MARTINSVILLE, VA — Buford Eggert leans against his old Ford tractor, chewing idly on an alder twig. His verdant fields sprawl out before him as far as the eye can see.

“Yep,” he said, “it’s a bumper crop this year. Barely April and I’ve already hauled a year’s load to market. I think we’re set to break some records.”
Like many local farmers, Eggert has shifted away from traditional agriculture. His chief cash crop these days is the thing that grows best in Martinsville:
Crippling internal strife.
“It goes by a bunch of different names,” Eggert said. “Whether you call it strife, infighting, acrimony, conflict, bickering, it’s all the same business. And friends, business is booming.”
Eggert credited Martinsville’s unique soil composition for the city’s remarkable ability to seemingly grow conflict out of thin air.
“Take a look at this,” he said, holding up a handful of rich, dark earth. “You’ve got economic inequality, a history of systemic racism that’s never been properly addressed, crabs in a bucket mentality … and you see those little shiny bits? Those are poorly implemented ideas that someone heard at a conference.”
Strife sells, but who’s buying? According to Eggert, Martinsville produces more infighting per capita than any other U.S. city, allowing farmers like him to ship the excess to other municipalities.

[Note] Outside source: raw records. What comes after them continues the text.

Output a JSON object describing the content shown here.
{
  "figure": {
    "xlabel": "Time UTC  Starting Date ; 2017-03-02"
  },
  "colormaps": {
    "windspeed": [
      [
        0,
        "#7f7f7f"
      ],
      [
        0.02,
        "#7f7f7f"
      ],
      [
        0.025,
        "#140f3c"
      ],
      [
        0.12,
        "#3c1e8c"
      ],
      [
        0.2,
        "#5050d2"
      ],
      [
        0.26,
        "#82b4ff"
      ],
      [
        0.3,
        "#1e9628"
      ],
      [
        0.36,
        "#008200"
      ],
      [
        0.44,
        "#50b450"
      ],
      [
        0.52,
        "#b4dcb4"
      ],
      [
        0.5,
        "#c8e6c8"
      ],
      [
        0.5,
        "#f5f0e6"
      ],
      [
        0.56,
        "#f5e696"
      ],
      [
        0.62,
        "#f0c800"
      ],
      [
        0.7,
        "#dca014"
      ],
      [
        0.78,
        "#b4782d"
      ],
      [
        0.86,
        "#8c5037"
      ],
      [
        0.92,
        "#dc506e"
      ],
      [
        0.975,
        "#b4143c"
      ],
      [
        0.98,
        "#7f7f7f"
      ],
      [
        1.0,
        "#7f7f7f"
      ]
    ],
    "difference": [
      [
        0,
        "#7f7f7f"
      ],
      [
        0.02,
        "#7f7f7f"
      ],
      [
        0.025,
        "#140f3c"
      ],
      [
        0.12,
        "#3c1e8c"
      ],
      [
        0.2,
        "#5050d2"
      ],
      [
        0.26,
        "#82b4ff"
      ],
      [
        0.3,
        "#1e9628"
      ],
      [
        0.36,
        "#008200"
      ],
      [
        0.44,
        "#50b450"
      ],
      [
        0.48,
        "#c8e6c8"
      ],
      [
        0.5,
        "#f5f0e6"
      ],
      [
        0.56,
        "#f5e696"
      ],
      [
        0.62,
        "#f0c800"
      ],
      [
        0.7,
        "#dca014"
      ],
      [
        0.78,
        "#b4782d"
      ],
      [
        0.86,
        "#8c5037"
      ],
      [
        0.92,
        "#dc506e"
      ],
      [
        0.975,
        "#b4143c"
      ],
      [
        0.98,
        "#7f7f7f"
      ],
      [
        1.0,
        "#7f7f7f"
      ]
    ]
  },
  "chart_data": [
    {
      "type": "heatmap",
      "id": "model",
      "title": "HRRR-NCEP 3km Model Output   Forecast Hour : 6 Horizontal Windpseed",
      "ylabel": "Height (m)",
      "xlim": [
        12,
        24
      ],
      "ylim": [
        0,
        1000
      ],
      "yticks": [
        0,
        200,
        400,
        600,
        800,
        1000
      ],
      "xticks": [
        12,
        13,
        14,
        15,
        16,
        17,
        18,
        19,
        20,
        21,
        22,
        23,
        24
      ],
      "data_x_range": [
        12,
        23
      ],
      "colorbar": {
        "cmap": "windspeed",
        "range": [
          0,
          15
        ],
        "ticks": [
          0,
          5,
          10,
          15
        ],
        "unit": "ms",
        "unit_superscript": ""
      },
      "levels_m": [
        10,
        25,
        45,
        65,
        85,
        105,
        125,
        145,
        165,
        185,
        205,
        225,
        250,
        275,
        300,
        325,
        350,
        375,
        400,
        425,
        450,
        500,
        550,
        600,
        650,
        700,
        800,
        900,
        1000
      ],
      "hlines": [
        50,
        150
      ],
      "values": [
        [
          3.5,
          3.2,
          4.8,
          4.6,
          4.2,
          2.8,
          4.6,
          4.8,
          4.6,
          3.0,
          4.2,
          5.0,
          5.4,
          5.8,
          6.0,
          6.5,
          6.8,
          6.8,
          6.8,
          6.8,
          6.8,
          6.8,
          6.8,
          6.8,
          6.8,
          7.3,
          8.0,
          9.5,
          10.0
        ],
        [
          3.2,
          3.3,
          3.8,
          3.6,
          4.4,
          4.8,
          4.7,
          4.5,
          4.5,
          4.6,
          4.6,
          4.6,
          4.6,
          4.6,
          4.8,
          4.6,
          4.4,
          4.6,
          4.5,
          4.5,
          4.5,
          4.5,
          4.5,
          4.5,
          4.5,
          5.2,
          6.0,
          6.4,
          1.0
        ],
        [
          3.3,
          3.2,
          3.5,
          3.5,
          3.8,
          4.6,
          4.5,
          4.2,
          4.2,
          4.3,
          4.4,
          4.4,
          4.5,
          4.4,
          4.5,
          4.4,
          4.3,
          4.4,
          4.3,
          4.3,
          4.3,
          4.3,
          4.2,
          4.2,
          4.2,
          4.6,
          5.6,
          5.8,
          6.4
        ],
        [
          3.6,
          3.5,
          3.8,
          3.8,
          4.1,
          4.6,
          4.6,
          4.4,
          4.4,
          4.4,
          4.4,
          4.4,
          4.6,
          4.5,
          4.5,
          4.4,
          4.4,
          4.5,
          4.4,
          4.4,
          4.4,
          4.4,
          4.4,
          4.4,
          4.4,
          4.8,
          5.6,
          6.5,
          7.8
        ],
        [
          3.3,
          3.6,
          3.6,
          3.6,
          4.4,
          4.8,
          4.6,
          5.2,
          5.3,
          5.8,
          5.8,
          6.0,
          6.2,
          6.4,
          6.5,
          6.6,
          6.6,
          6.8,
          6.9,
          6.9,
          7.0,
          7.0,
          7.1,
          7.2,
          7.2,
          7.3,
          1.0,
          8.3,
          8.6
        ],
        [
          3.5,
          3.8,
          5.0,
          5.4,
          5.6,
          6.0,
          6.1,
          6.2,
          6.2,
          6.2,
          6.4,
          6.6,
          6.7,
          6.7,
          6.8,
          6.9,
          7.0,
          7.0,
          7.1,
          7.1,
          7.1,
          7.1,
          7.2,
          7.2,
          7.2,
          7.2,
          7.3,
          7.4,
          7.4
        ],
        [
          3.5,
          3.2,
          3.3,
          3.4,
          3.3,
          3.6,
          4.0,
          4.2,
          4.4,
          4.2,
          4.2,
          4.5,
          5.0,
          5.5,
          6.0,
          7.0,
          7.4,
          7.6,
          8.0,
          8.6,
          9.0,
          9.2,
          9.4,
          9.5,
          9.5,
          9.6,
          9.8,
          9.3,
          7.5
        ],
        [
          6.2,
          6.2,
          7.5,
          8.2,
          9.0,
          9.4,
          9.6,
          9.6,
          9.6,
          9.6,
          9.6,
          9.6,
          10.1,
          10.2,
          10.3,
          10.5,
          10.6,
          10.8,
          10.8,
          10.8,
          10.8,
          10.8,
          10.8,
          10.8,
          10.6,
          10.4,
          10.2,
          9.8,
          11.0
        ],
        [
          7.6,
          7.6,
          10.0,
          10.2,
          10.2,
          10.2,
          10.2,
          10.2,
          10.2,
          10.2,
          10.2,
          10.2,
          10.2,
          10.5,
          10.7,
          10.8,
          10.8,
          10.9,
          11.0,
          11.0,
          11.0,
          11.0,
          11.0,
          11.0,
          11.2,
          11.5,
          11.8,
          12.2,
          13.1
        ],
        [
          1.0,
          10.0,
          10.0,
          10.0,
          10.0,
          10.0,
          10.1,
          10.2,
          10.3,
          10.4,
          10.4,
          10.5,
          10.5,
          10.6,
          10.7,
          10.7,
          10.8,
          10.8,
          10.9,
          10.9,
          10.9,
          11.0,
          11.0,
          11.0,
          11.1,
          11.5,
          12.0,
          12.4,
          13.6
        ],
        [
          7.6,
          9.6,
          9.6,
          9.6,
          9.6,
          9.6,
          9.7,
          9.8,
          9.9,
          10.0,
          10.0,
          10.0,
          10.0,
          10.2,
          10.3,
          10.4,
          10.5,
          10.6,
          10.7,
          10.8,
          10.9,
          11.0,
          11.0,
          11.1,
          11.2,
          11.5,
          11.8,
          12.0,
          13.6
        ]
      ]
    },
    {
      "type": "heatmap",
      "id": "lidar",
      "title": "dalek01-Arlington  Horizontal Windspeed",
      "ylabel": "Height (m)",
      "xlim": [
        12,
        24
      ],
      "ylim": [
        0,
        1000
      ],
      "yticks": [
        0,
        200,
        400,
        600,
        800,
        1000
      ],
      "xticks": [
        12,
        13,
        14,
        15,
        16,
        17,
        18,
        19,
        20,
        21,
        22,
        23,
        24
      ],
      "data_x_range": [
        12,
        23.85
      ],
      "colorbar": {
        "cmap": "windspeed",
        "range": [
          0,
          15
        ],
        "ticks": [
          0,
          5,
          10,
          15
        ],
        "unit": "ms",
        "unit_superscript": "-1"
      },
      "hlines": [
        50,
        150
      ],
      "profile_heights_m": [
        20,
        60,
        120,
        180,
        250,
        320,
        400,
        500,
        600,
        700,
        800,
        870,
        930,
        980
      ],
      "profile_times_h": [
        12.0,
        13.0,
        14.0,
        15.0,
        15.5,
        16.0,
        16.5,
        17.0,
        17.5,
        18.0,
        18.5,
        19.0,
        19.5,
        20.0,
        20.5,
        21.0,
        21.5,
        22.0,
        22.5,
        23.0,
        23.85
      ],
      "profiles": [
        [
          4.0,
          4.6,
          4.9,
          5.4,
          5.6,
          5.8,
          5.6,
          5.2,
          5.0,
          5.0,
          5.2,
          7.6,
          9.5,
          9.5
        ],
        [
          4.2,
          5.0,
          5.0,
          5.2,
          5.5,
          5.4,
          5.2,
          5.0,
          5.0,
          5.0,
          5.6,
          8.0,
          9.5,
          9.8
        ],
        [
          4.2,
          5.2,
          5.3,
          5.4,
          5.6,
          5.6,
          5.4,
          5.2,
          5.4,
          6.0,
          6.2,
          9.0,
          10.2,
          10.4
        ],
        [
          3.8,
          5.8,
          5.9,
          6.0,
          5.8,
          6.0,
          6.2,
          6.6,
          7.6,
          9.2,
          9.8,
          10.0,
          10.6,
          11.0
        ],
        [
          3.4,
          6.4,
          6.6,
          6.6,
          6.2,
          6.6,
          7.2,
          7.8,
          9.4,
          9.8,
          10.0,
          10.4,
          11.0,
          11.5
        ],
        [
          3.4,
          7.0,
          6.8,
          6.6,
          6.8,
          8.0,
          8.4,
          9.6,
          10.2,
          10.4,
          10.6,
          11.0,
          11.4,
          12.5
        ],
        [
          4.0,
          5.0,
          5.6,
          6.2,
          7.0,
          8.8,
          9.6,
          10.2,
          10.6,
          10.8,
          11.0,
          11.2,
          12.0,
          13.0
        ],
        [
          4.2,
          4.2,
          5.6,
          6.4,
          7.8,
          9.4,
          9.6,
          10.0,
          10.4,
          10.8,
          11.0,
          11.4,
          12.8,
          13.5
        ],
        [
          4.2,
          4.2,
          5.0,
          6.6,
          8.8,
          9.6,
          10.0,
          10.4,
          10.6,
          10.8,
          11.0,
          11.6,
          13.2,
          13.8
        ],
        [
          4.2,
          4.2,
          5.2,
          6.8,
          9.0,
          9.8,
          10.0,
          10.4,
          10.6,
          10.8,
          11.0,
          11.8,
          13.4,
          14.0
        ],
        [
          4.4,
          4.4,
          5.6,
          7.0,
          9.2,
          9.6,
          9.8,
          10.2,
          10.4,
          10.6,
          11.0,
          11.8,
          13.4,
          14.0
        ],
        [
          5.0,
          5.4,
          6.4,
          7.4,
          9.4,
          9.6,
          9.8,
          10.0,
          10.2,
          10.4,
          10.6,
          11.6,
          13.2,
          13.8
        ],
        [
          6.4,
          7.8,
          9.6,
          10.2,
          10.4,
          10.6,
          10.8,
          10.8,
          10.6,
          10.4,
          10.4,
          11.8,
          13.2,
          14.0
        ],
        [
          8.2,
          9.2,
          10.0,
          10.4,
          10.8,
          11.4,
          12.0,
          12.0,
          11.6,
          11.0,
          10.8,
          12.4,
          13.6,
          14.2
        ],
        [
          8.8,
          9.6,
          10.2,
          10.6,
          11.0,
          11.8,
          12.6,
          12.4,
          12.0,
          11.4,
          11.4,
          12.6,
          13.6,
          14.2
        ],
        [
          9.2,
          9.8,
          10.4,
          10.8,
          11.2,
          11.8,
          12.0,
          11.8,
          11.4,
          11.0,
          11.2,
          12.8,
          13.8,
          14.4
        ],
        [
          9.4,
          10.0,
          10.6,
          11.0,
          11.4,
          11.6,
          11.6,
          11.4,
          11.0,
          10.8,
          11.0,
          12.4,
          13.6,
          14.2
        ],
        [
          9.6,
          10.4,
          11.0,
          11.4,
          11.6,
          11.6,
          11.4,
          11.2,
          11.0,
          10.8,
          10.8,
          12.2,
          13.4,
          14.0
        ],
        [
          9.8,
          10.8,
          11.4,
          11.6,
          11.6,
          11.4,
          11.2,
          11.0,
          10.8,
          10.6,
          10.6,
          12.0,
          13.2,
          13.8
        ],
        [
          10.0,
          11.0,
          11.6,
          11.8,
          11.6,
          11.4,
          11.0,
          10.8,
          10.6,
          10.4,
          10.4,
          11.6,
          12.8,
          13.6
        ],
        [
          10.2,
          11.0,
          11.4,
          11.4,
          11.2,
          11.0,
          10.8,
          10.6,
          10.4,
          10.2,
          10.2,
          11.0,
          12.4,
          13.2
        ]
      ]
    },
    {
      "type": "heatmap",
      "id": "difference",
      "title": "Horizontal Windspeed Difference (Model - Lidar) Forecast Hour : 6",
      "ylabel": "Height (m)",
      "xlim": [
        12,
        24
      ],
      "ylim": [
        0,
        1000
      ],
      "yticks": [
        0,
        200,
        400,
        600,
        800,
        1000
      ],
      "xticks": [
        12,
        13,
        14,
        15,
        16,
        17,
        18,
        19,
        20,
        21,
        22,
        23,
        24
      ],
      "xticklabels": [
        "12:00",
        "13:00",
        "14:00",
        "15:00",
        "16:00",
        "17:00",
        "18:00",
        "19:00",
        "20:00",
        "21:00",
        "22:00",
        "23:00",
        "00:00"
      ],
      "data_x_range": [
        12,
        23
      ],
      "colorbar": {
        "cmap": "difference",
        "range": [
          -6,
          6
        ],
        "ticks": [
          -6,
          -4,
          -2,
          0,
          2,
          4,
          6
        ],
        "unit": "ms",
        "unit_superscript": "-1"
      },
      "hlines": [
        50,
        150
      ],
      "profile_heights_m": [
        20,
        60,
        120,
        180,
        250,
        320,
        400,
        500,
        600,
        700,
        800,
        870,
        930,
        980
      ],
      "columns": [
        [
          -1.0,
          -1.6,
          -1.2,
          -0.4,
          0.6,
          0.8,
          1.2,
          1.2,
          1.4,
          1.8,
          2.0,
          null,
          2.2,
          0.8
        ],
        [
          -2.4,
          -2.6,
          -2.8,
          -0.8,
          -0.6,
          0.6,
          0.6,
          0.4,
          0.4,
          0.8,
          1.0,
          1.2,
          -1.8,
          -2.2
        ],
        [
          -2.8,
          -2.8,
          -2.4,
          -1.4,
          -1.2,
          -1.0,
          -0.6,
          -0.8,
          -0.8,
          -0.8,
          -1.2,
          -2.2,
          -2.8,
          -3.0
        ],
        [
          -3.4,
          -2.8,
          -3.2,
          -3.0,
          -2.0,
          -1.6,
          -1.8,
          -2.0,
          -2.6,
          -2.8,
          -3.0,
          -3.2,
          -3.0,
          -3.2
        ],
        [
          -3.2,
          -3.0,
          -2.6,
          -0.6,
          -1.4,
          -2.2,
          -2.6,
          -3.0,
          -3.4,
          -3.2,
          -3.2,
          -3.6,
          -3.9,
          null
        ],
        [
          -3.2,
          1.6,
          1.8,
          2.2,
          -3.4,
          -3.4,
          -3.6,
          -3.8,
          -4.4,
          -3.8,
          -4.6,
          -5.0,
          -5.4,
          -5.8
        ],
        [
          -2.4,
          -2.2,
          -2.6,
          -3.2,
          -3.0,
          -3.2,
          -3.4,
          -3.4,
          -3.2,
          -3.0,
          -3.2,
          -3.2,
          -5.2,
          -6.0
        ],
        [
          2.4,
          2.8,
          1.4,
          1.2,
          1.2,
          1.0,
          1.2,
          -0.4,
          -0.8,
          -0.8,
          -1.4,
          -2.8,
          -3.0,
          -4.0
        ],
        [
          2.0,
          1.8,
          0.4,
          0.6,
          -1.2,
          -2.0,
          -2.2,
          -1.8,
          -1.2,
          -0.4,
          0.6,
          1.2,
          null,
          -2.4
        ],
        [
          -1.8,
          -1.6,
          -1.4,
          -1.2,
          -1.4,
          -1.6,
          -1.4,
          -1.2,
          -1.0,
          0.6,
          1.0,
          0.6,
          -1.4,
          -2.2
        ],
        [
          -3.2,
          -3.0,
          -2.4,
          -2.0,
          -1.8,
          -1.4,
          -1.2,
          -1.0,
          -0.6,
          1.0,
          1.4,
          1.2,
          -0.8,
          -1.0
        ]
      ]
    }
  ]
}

“See, the problem some cities have is that they’re growing too fast,” Eggert said. “Everything’s going too well for them and everyone wants to move there. They just want to slow things down a bit, so they buy a few bushels of our internal strife. The next thing you know, companies that are thinking of relocating to the area check the local paper, read about some completely avoidable self-inflicted public embarrassment, and then decide to move to a different city. Before long, the property values start going back down. It’s a fine system.”
Agricultural scientist Nona Singhal said that she’s never seen anything quite like it.
“We conducted an experiment,” she said. “We locked a random volunteer in a room with one tablespoon of Martinsville’s soil. We then told him that he had just been elected to Martinsville City Council.”
“Within just one hour,” Singhal continued, “he was banging on the door and asking to hold a press conference to demand his own resignation.”
Singhal added that a follow-up experiment involved locking two people in a room with a tablespoon of soil. Tragically, there were no survivors, and further experimentation was discontinued.
“It’s powerful stuff, the soil,” Eggert said as he sprayed Miracle-Gro on his fields. “But sometimes — it’s rare, but sometimes — everything just gets too quiet. When that happens, I come out into the field at night and whisper the word ‘reversion.’ Next thing you know, we’re back in the black.”
We asked Eggert if he had any concerns that Martinsville’s perpetual internecine squabbling could have a negative impact on the city’s health. Eggert attempted to respond but his voice was drowned out by the sound of the Indian Trail power substation exploding again.